Unos días más tarde, él mismo exclamaba en el Congreso de los Diputados “soy del PP, soy maricón y me siento muy orgulloso de ambas cosas y de todo lo que han hecho por mí hombres y mujeres libres de toda condición”. Con la excepción de Celia Villalobos (que votó a favor del matrimonio igualitario), no recuerdo a ningún otro representante del PP que se haya desmarcado de su línea contraria a la dignidad y los derechos de las personas LGTBIQ+.
¿Se imagina alguien que los supremacistas blancos del Ku Klux Klan participaran en la celebración Día Mundial contra el Racismo? La derecha española pretende algo así. El PP tiene que revisar mucho sus posiciones para poder, algún día, formar parte de la mayoría social que cada junio celebra el Orgullo LGTBIQ+.
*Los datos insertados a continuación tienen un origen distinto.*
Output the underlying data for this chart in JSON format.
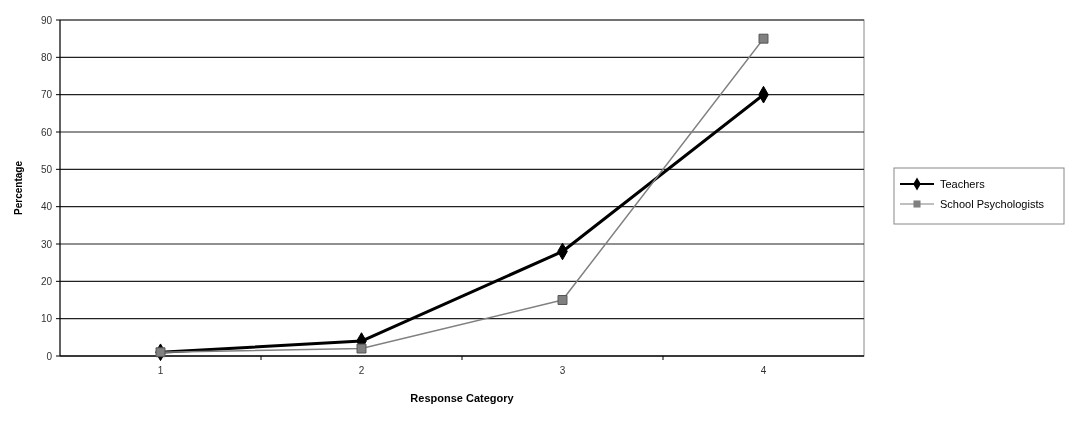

Es buen momento para recuperar o descubrir algunos films. Stonevall, tanto la película de 1995 dirigida por Nigel Finch como la de 2015 de Roland Emmerich, explican muy bien el momento detonante del orgullo. También recomiendo Pride (2014) dirigida por Matthew Warchus para conocer las alianzas entre el activismo LGTBIQ+ y los huelguistas mineros en el Reino Unido contra Margaret Thatcher. Las tres se basan en hechos reales.